You’ve worked a 9-5, you’re rushing home to grab the kids and are off to a dance recital for your youngest. You spend more time getting the kids ready to go than you spend focusing on what you’re going to fuel your body with for the evening. “Let’s run through McDonald’s on the way,” is a phrase you’re all to used to hearing.
Fast food may seem convenient while you’re running late for work, too tired to cook after a long day of tournaments with the kids, but is it benefiting you at all?
Healthy food is better for maintaining your weight, getting the right amount of essential nutrients in your diet and keeping yourself healthy. You can even eat healthy for less than it costs to eat fast food with proper planning and some time spent preparing and cooking your food. If you effectively plan out your week, meal prep for those activities, and set aside time to make sure you’re prepared, you never have to worry about running to the vending machine at work or to a fast food restaurant afterward!
Part of the problem with fast food is that the high amount of fat and added sugars increases the calories it contains without providing you with essential nutrients. This means that fast food is nutrient-poor. There are scientific studies that state that the more often people ate fast food, the lower their micro-nutrient intake was. Choosing healthy foods will help you increase the nutrient density, or nutrients per calorie, of your diet and make it easier for you to meet the recommended intake of essential nutrients!
Fast food tends to be high in fat, refined grains and added sugars, all of which increase their energy density, or calories per gram. Eating lots of energy-dense foods increases your risk for obesity. Healthy foods, on the other hand, including fruits, vegetables, whole grains, low-fat dairy products and lean protein, tend to be lower in energy density. A diet low in energy density helps you lose weight because you can eat more food for fewer calories, so you’ll be less likely to overeat due to hunger, according to the Centers for Disease Control and Prevention.
Effect On Our Health
Fast food’s most hidden evil is the amount of sodium that it carries. Too much sodium causes your body to retain water, making you feel bloated and puffy. But that’s the least of the damage overly salted foods can do. Sodium also can contribute to existing high blood pressure or enlarged heart muscle. If you have congestive heart failure, cirrhosis, or kidney disease, too much salt can contribute to a dangerous buildup of fluid. Excess sodium may also increase your risk for kidney stones, kidney disease, and stomach cancer.
While eating healthy foods could lower your risk for health problems including obesity, heart disease, diabetes and certain types of cancer, fast food has the opposite effect. Fast food consumption increases the risk for metabolic syndrome, this happens by increasing triglyceride levels. There are studies that show that those individuals in the study who ate the most fast food had a higher risk for obesity than those who didn’t consume fast food or rarely consumed this type of food. Being obese or overweight can increase your risk of heart disease and Type 2 diabetes.
Although fast food can seem to be cheaper than following a healthy diet, you can plan a healthy diet including low-cost foods that will save you money compared to a diet based on fast foods and convenience foods. A healthy diet based on generic, frozen and bulk whole foods is actually less expensive than buying fast food for every meal.
Even if you’re ordering off the dollar menu, you won’t be getting as much volume for your price as if you were eating healthy whole foods! Dairy products and vegetables were the most costly items in the healthy diet, followed by meat and fruits. This can be lowered by buying in bulk, frozen, and from local farmers markets!

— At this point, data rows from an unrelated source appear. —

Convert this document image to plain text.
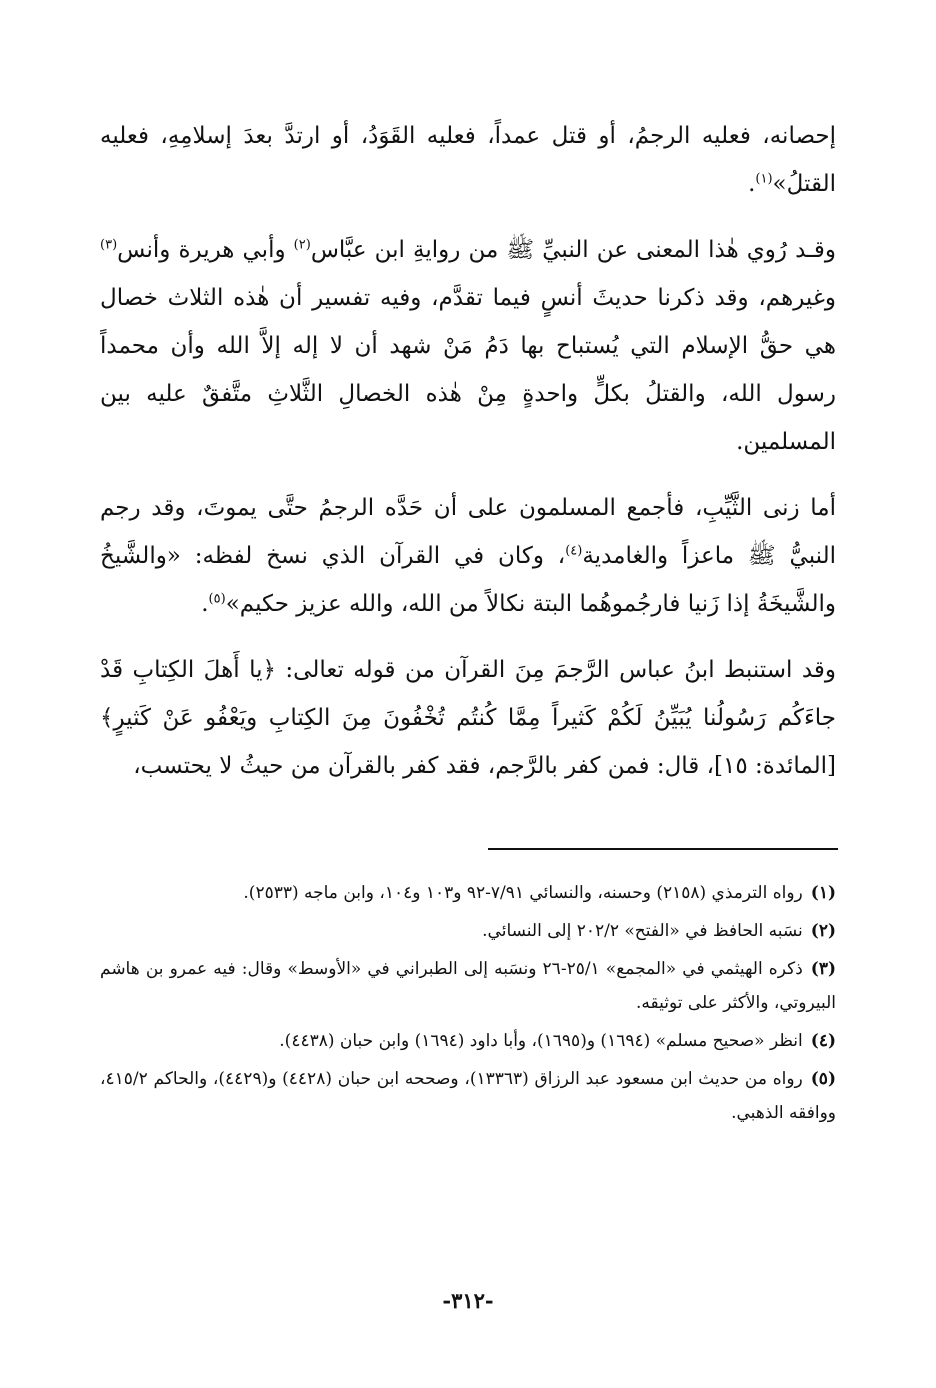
إحصانه، فعليه الرجمُ، أو قتل عمداً، فعليه القَوَدُ، أو ارتدَّ بعدَ إسلامِهِ، فعليه القتلُ»$^{(١)}$.

وقـد رُوي هٰذا المعنى عن النبيِّ ﷺ من روايةِ ابن عبَّاس$^{(٢)}$ وأبي هريرة وأنس$^{(٣)}$ وغيرهم، وقد ذكرنا حديثَ أنسٍ فيما تقدَّم، وفيه تفسير أن هٰذه الثلاث خصال هي حقُّ الإسلام التي يُستباح بها دَمُ مَنْ شهد أن لا إله إلاَّ الله وأن محمداً رسول الله، والقتلُ بكلٍّ واحدةٍ مِنْ هٰذه الخصالِ الثَّلاثِ متَّفقٌ عليه بين المسلمين.

أما زنى الثَّيِّبِ، فأجمع المسلمون على أن حَدَّه الرجمُ حتَّى يموتَ، وقد رجم النبيُّ ﷺ ماعزاً والغامدية$^{(٤)}$، وكان في القرآن الذي نسخ لفظه: «والشَّيخُ والشَّيخَةُ إذا زَنيا فارجُموهُما البتة نكالاً من الله، والله عزيز حكيم»$^{(٥)}$.

وقد استنبط ابنُ عباس الرَّجمَ مِنَ القرآن من قوله تعالى: ﴿يا أَهلَ الكِتابِ قَدْ جاءَكُم رَسُولُنا يُبَيِّنُ لَكُمْ كَثيراً مِمَّا كُنتُم تُخْفُونَ مِنَ الكِتابِ ويَعْفُو عَنْ كَثيرٍ﴾ [المائدة: ١٥]، قال: فمن كفر بالرَّجم، فقد كفر بالقرآن من حيثُ لا يحتسب،

(١)رواه الترمذي (٢١٥٨) وحسنه، والنسائي ٧/٩١-٩٢ و١٠٣ و١٠٤، وابن ماجه (٢٥٣٣).

(٢)نسَبه الحافظ في «الفتح» ٢٠٢/٢ إلى النسائي.

(٣)ذكره الهيثمي في «المجمع» ٢٥/١-٢٦ ونسَبه إلى الطبراني في «الأوسط» وقال: فيه عمرو بن هاشم البيروتي، والأكثر على توثيقه.

(٤)انظر «صحيح مسلم» (١٦٩٤) و(١٦٩٥)، وأبا داود (١٦٩٤) وابن حبان (٤٤٣٨).

(٥)رواه من حديث ابن مسعود عبد الرزاق (١٣٣٦٣)، وصححه ابن حبان (٤٤٢٨) و(٤٤٢٩)، والحاكم ٤١٥/٢، ووافقه الذهبي.

-٣١٢-
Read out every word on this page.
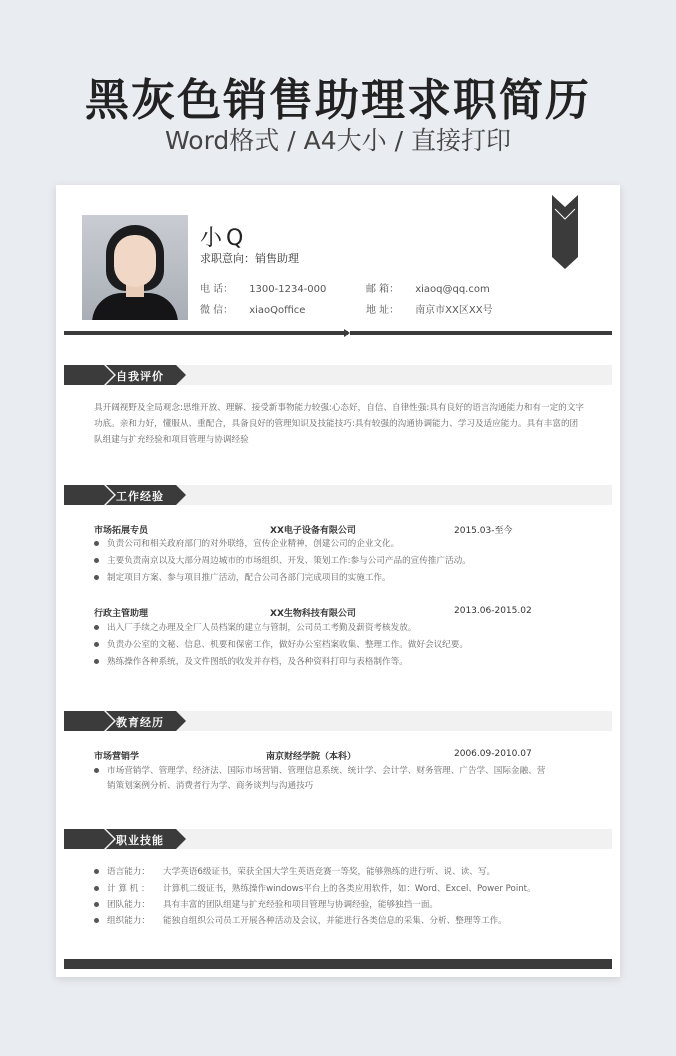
黑灰色销售助理求职简历
Word格式 / A4大小 / 直接打印
小Q
求职意向：销售助理
电 话： 1300-1234-000	邮 箱： xiaoq@qq.com
微 信： xiaoQoffice	地 址： 南京市XX区XX号
自我评价
具开阔视野及全局观念:思维开放、理解、接受新事物能力较强:心态好，自信、自律性强:具有良好的语言沟通能力和有一定的文字功底。亲和力好，懂服从、重配合，具备良好的管理知识及技能技巧:具有较强的沟通协调能力、学习及适应能力。具有丰富的团队组建与扩充经验和项目管理与协调经验
工作经验
市场拓展专员	XX电子设备有限公司	2015.03-至今
负责公司和相关政府部门的对外联络，宣传企业精神，创建公司的企业文化。
主要负责南京以及大部分周边城市的市场组织、开发、策划工作:参与公司产品的宣传推广活动。
制定项目方案、参与项目推广活动，配合公司各部门完成项目的实施工作。
行政主管助理	XX生物科技有限公司	2013.06-2015.02
出入厂手续之办理及全厂人员档案的建立与管制，公司员工考勤及薪资考核发放。
负责办公室的文秘、信息、机要和保密工作，做好办公室档案收集、整理工作。做好会议纪要。
熟练操作各种系统，及文件图纸的收发并存档，及各种资料打印与表格制作等。
教育经历
市场营销学	南京财经学院（本科）	2006.09-2010.07
市场营销学、管理学、经济法、国际市场营销、管理信息系统、统计学、会计学、财务管理、广告学、国际金融、营
销策划案例分析、消费者行为学、商务谈判与沟通技巧
职业技能
语言能力： 大学英语6级证书，荣获全国大学生英语竞赛一等奖，能够熟练的进行听、说、读、写。
计 算 机 ： 计算机二级证书，熟练操作windows平台上的各类应用软件，如：Word、Excel、Power Point。
团队能力： 具有丰富的团队组建与扩充经验和项目管理与协调经验，能够独挡一面。
组织能力： 能独自组织公司员工开展各种活动及会议，并能进行各类信息的采集、分析、整理等工作。
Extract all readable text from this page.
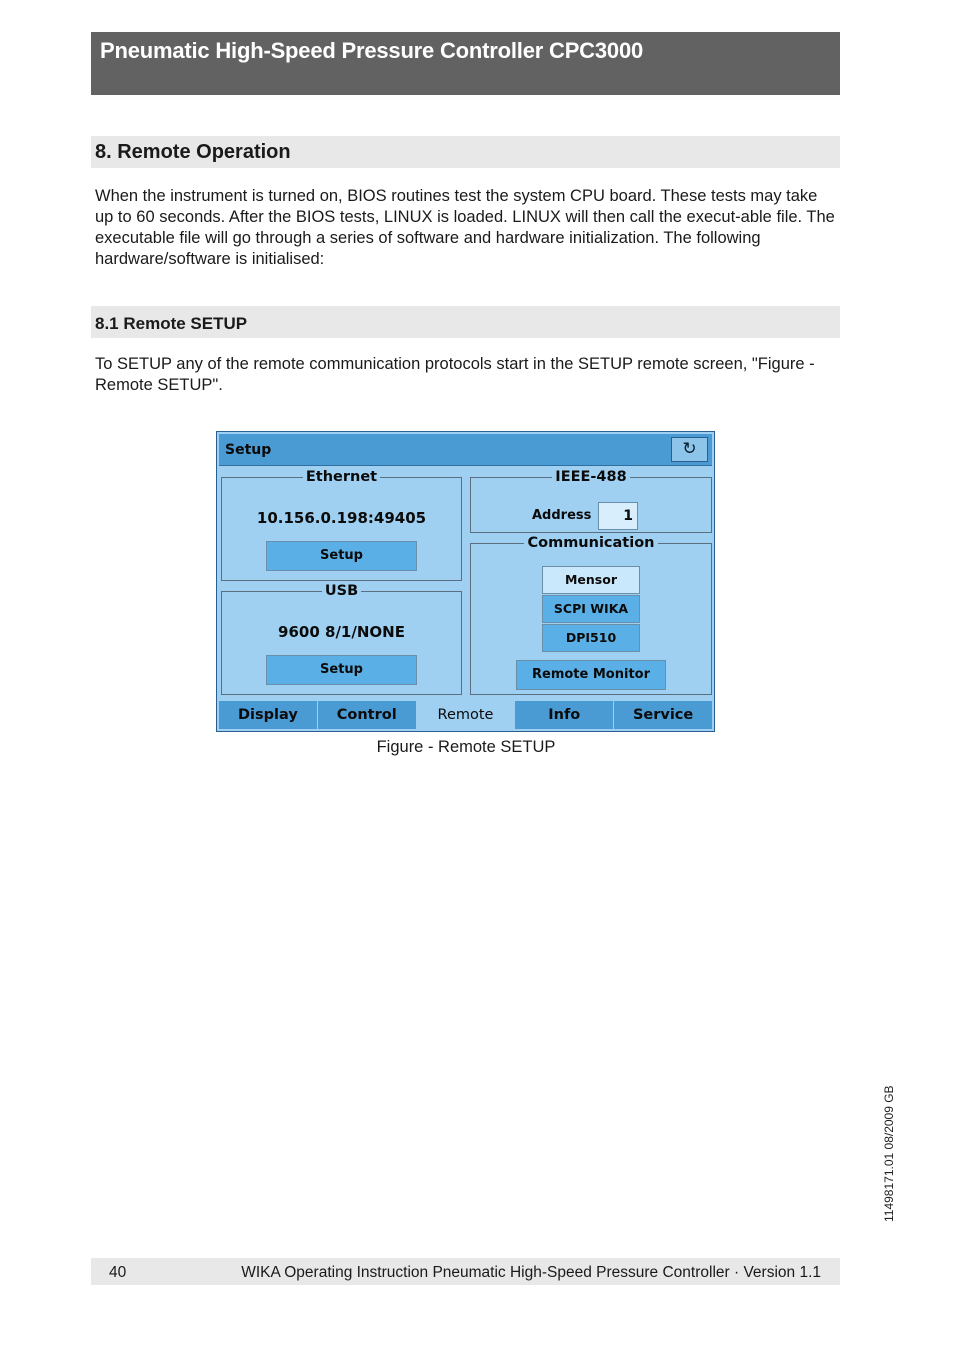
Pneumatic High-Speed Pressure Controller CPC3000
8. Remote Operation

When the instrument is turned on, BIOS routines test the system CPU board. These tests may take up to 60 seconds. After the BIOS tests, LINUX is loaded. LINUX will then call the execut-able file. The executable file will go through a series of software and hardware initialization. The following hardware/software is initialised:

8.1 Remote SETUP

To SETUP any of the remote communication protocols start in the SETUP remote screen, "Figure - Remote SETUP".

Setup	↻
Ethernet
10.156.0.198:49405
Setup
IEEE-488
Address	1
USB
9600 8/1/NONE
Setup
Communication
Mensor
SCPI WIKA
DPI510
Remote Monitor
Display	Control	Remote	Info	Service
Figure - Remote SETUP
11498171.01 08/2009 GB
40	WIKA Operating Instruction Pneumatic High-Speed Pressure Controller · Version 1.1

Fitting Fast Food Into A Healthy Diet
A healthy meal consists of about half fruits and vegetables, with the other half of your food divided between whole grains and meats. When you go to a fast-food restaurant, look for the healthiest options, which tend to be grilled, boiled, or baked instead of fried. Start with a broth-based soup or salad with low-fat dressing since these are low in energy density and will help fill you up. Another tip is to get a smaller serving size rather than a super-sized serving of your main dish.
Vegetarian options are often healthier than meat-based entrees, as long as they aren’t fried. Opt for a sweet potato rather than a baked potato, broccoli instead of french fries, and skip the fattier toppings, like mayo sauces, cheese and cream sauces!
We try to live by the idea that everything is okay in moderation, but over time this all adds up, and your heart is the one that could suffer from clogged arteries and lack of blood supply. Make wise choices when dining out, and take time out of your week to plan meals for activities.